German-Japanese diplomacy focused on Greece

European visits expose financial precariousness

by Shumpei Takemori in Tokyo

Wed 17 Jun 2015

European creditors involved in the confrontation with Greece have expended a lot of high-powered diplomacy on Japan in the last few months. My supposition is that a great deal of this is focused on how Japan would react to the International Monetary Fund in the case of a Greek default.

People tend to forget that Japan is the No. 2 contributor to the IMF after the US. So a lot of Japanese money is at stake if – as seems increasingly likely – Greece fails to repay its official loans. In contrast to China, which has a quota at the Fund smaller than that of the Netherlands and Belgium combined, the Japanese quota marginally exceeds Germany’s. All this is important in terms of Japanese finance outstanding to Greece. Although the IMF likes to be seen as a senior creditor, one needs to remember that, if ever Greece defaults on official loans, the first and most likely candidate for non-repayment is the IMF.

Japan’s stake in the Greek loan morass is out of all proportion to the country’s involvement in the misguided arrangements that brought it about. In 2010, when the Greek crisis came to the surface, the Europeans put together the Greek rescue programme primarily by themselves. The IMF under Dominique Strauss-Kahn, its French former managing director, decided in 2010 to inject bail-out money into the country without implementing beforehand a necessary bail-in through a cut in private creditors’ claims on the Greek government.

The 2010 operation was problematic, because it ended up protecting French and German banks (respectively the No.1 and No. 2 creditors), as the subsequent turn of events (especially the delayed bail-in eventually implemented in 2012) demonstrated.

Now that the IMF loan is exposed as a default risk, the Europeans have changed their mind about the virtue of going it alone and are trying to involve Japan in their consultations.

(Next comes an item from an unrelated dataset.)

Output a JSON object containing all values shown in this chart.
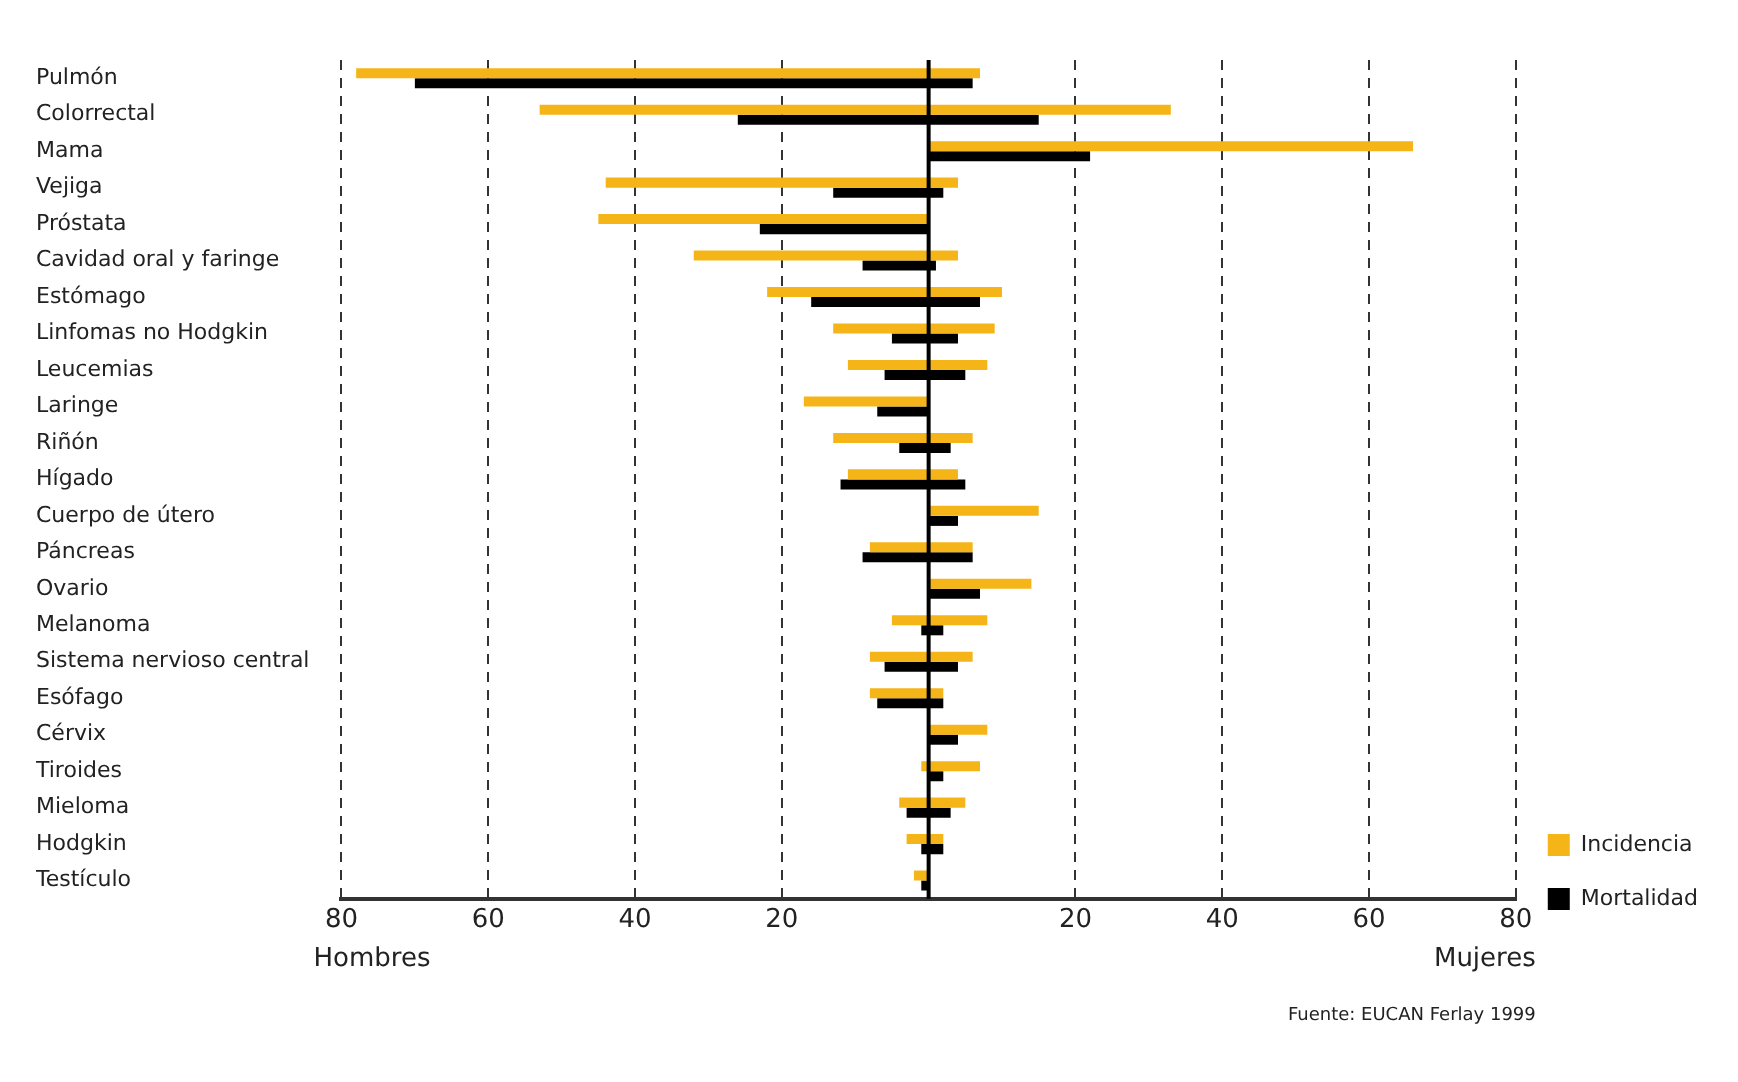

So in mid-January Tokyo played host to Jeroen Dijsselbloem, the Dutch finance minister and the leader of the Eurogroup of European finance ministers. The ostensible purpose of his visit was to deliver lectures at my university (Keio) and at the Japanese Employers’ Association. Then came Klaus Regling, director of the European Stability Mechanism, who visited us twice, in January and in February, apparently to take part in global symposia. Dijsselbloem and Regling are key players in the confrontation with Greece. Chancellor Angela Merkel, who frequently journeys to China but comes only rarely to Japan, paid us a visit in March, with the IMF again on her mind – above all the Ukraine programme that was announced shortly afterwards. In view of the financial risks to which Germany is exposed in Kiev, it appeared prudent to consult the Japanese before the IMF took the plunge.

The European visits have exposed the precariousness of European financial management – and also the geopolitical and financial tensions bound up with Greece and Ukraine, both possibly insolvent.

Diplomacy over both countries puts European relations with China, too, into context. Germany will become a major partner of the China-led Asian Infrastructure Investment Bank, standing opposite Japan and the US, which have declined to join. So European diplomacy must be directed to two directions at once: to China for the purpose of business and to Japan for financial consultations over cash-strapped European debtors.

Japan’s loyalty in siding with the US in resisting Chinese calls to join the AIIB may yet reap a reward. The administration of President Barack Obama, discomfited by global support for the AIIB, has restated the importance of the Trans-Pacific Partnership, including Japan but not China, as a mean of countering diverse Chinese economic and political initiatives. If Obama can overcome deep problems with Congress and push TPP through, Prime Minister Shinzo Abe will finally obtain the much awaited pillar of structural reform that he requires to complete Abenomics.

Japan’s export-enhancing yen devaluation, achieved through monetary easing, needs the accompaniment of an export-enhancing free trade pact involving major Pacific Rim countries. The next step for Japan should be to start negotiations for a free trade agreement with the European Union. This would emphasise the Europeans’ wish to see Tokyo as a senior partner, not only in finance but also in international commerce.

Shumpei Takemori, member of the OMFIF Advisory Board, is economics Professor at Keio University and senior research fellow at the Ministry of Finance and the Policy Research Institute.